Single-use plastic bag ban OKd

Laguna Beach retail customers need to begin collecting reusable shopping bags to prepare for a ban on single-use, carry-out plastic bags and a fee of 10 cents per paper bag starting Jan. 1, 2013.

The City Council on Tuesday gave preliminary approval to an ordinance that will ban retail establishments from packing merchandise in recyclable plastic bags that environmentalists contend are damaging to the environment and its denizens.

"One World One Ocean is a multimedia campaign ... with the goal of restoring the ocean," said Barbara MacGillivray in support of the ordinance. "We would love to put on our website that Laguna is leading the way on cleaning the ocean."

The council was undeterred by a legal issue recently raised.

"Yesterday, the city received a letter from an organization called Save the Plastic Bag Coalition that raised a legal issue concerning a rather obscure notion of pre-emption — that is, whether there is state law that limits the city's ability to adopt regulations," said City Attorney Philip Kohn.

"Specifically, the claim was made in respect to the portion of the ordinance that would apply to the use of single-use bags at restaurants."

Kohn, who elicited derisive laughter from the audience when he announced the name of the group that raised the issue, said he would need some time to study the claim.
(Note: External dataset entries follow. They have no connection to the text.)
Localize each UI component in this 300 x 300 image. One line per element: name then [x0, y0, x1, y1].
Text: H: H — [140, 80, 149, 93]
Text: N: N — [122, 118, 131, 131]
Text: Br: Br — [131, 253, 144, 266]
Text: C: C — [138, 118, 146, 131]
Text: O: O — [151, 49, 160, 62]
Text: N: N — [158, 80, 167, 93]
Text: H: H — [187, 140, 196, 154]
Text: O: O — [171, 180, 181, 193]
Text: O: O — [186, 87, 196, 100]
He advised the council it could revise the ordinance at the second reading, if necessary.

Mayor Jane Egly announced that San Francisco earlier in the day approved the ban at restaurants.

"That could be the test case," said Egly, an attorney.

Surfrider Foundation spokesman Chad Nelson said restaurants should be included.

"The industry is making a last-gasp effort, and I urge you to resist fear mongering," Nelson said.

As approved Tuesday by the council, Laguna Beach retail establishments will be required to provide customers with reusable or paper bags made with at least 40% post-consumer recycled material.

Retail establishments are defined as any person, business or service that, directly to a consumer, sells or provides merchandise or goods, including clothing, food or personal items.

The ordinance requires grocery stores and pharmacies to charge 10 cents for recycled paper bags, with the money to be kept by the retailer.

Exemptions to the ban include produce or product plastic bags used to collect or transport products inside the retail establishment.

Retailers who can demonstrate undue economic hardship in complying with the ordinance due to unique circumstances or situations specific to the establishment may ask to be exempted. Exemption may be considered if no reasonable alternatives to single-use plastic bags can be determined.

Violators will first receive a written warning, followed by fines of $100, $200 and $500 for subsequent complaints.

Starting enforcement next year allows the city time to educate consumers and for small businesses to prepare for the ban.

Public education will be paid for by an appropriation of $5,000 from the general fund balance to supplement water quality education material costs.